The rise in pass percentage in board exams as against the pre-pandemic scores can in part be attributed to the 2021-22 academic session being split into two terms, according to school principals.
In a first such instance, the academic session was divided into two terms last session.
While the first term exams were conducted during November-December, the second term exams were held in May-June.
“Students had more time and comparatively lesser syllabus to cover, peruse and revise in the days and preparatory leaves preceding the commencement of terminal exams,” Pallavi Upadhyaya, Principal, DPS RNE, said.
“It has naturally led to a more refined comprehension and understanding of topics, which has also led to an improvement in their answer writings. They are better able to grasp the chapters, with more time in hand and also do sufficient revisions before going to give exams,” she said.
According to Sangeeta Hajela, Principal, DPS Indirapuram, the split was naturally more efficient, than to prepare for a vast exam syllabus for one final exam.

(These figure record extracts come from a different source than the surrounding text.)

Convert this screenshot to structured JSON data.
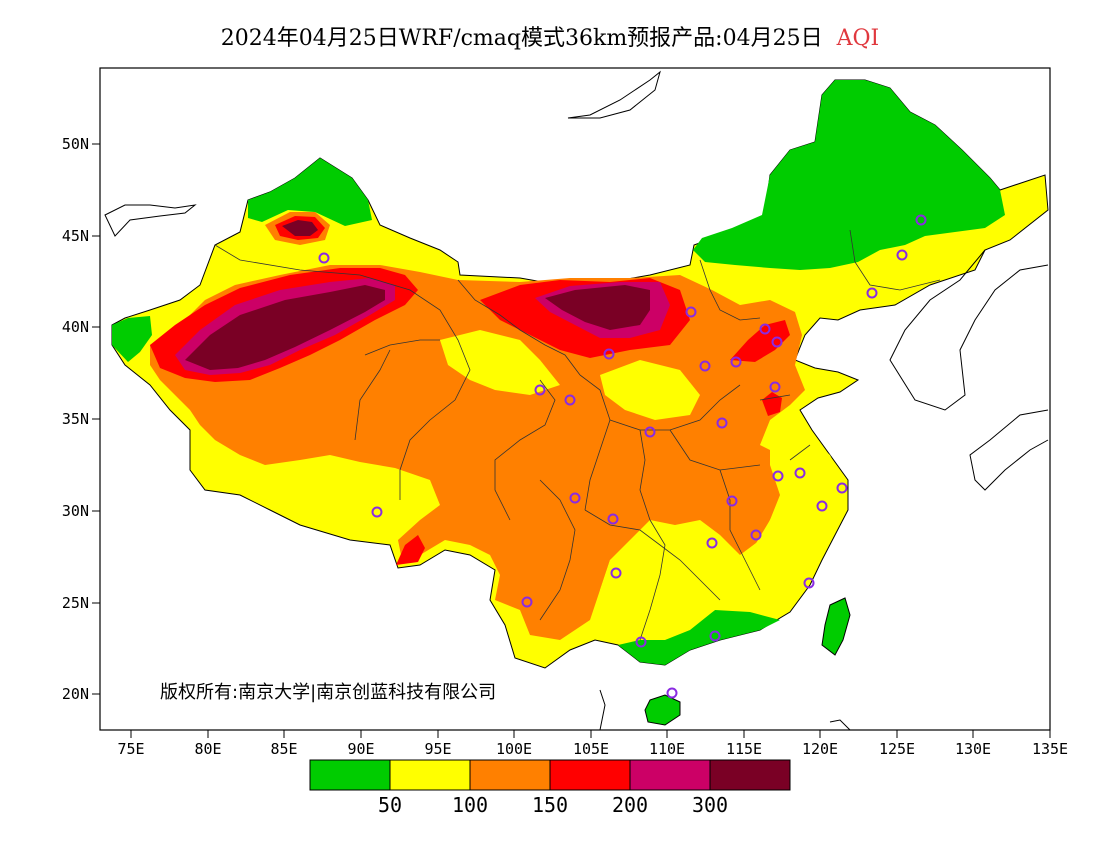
{
  "title": {
    "main": "2024年04月25日WRF/cmaq模式36km预报产品:04月25日",
    "variable": "AQI"
  },
  "copyright": "版权所有:南京大学|南京创蓝科技有限公司",
  "map": {
    "lon_range": [
      73,
      135
    ],
    "lat_range": [
      18,
      54
    ]
  },
  "axes": {
    "lat_ticks": [
      "50N",
      "45N",
      "40N",
      "35N",
      "30N",
      "25N",
      "20N"
    ],
    "lon_ticks": [
      "75E",
      "80E",
      "85E",
      "90E",
      "95E",
      "100E",
      "105E",
      "110E",
      "115E",
      "120E",
      "125E",
      "130E",
      "135E"
    ]
  },
  "legend": {
    "colors": [
      "#00cc00",
      "#ffff00",
      "#ff8000",
      "#ff0000",
      "#cc0066",
      "#7a0025"
    ],
    "labels": [
      "50",
      "100",
      "150",
      "200",
      "300"
    ]
  }
}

“As they have a comparatively shorter syllabus to grasp, it has led to an increase in their understanding levels, retention capacity, and revision-focused studies. The terminal exams have left a room open for repeated revisions, which students earlier used to ignore due to the enormous syllabus they had to study for,” Ms Hajela said.

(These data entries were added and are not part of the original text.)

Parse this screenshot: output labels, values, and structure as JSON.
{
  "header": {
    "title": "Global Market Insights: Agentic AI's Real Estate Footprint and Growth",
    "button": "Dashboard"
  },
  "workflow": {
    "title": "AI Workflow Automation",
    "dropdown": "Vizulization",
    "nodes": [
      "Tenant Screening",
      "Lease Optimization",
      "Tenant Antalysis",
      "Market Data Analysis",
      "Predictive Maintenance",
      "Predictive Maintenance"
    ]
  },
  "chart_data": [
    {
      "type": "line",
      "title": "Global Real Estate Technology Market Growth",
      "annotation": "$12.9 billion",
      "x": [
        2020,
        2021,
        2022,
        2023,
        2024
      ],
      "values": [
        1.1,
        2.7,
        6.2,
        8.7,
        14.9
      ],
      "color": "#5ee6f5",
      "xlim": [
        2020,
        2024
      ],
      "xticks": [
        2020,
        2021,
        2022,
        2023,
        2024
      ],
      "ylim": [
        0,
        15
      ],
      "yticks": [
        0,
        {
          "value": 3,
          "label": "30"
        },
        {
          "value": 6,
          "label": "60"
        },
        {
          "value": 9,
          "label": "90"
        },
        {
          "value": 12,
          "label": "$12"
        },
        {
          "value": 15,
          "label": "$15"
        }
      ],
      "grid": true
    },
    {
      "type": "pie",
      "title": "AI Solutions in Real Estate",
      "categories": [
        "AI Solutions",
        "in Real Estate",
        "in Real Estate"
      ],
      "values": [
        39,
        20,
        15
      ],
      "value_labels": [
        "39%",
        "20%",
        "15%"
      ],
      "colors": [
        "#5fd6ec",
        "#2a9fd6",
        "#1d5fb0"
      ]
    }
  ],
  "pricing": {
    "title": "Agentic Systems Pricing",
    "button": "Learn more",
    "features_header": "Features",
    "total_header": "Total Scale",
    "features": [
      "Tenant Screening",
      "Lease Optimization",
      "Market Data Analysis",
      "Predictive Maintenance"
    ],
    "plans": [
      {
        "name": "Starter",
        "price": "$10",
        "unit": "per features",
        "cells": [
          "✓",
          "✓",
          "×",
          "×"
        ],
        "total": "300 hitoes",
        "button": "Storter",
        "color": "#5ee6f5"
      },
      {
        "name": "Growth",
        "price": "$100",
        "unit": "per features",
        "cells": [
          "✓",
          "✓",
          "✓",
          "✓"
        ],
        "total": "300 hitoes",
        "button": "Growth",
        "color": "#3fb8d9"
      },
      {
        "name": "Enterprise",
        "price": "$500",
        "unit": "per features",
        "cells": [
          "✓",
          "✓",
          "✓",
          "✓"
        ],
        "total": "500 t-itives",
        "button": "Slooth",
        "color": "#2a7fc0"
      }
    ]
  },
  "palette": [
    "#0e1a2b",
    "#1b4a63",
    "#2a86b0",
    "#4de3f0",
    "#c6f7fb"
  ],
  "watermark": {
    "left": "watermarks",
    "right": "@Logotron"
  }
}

“The clearer understanding of topics is also depicted in their answer scripts, where they are emphasising more on writing value-based answers rather than long, trite answers,” she said.
The results for the 2022 examination for classes 10 and 12 were announced on Friday.
A total of 92.7 per cent of students cleared the Class 12 exam, and 94.40 per cent passed the Class 10 exam.
In Class 12, 1,34,797 students scored above 95 per cent and 33,432 scored above 90 per cent.
In Class 10, 64,908 candidates scored above 95 per cent and 2,36,993 scored above 90 per cent.
“With more time and less syllabus to cover due to the terminal exams, students are able to perform well in exams, with most of them scoring above 90 or 95 pc. The syllabus was divided, and it had eased off the study pressures on students and reduced the dependency on midnight revisions,” said Anshu Mittal, Principal, MRG School, Rohini.
“They had reduced syllabus to grasp in each term, leading to a more concrete and crisp understanding of subject topics and chapters. It is clearly reflected in their pre-Board answer writing practice and mock tests.
“It depicts a more precise, clear, and pristine discernment of complex and abstruse topics, which fetches them more marks for clarity and expression in the terminal exams,” she added.
The board decided to accord 30 per cent weightage to first term and 70 per cent weightage to second term exams for computation of final results.
Pooja Bose, Principal, Pacific World School, Greater Noida, said since the Board exams took place in two terms, it had definitely increased students’ efficiency as the syllabus distribution was even.
“Students had developed a seasoned understanding of chapters and subjects, which they earlier found challenging to comprehend as they had a definite time before exams.
“It also led to a decrease in their procrastination habits which helped them study in a time-bound and responsible manner. The substance and grist of their answers saw a vast improvement, which has increased their marks immensely in board exams,” she said.
The board officials, however, claimed that this academic session was a “special one” and cannot be compared with previous sessions.
“COVID, non-conduct of classes, holding examinations two times, conducting an objective type examination, giving replies on OMRs, evaluation by schools etc, has made this session a special one and thus it cannot be compared with any of the previous sessions,” CBSE Examination Controller Sanyam Bhardwaj said.
CBSE has decided to go back to the conventional practice of holding board exams once a year.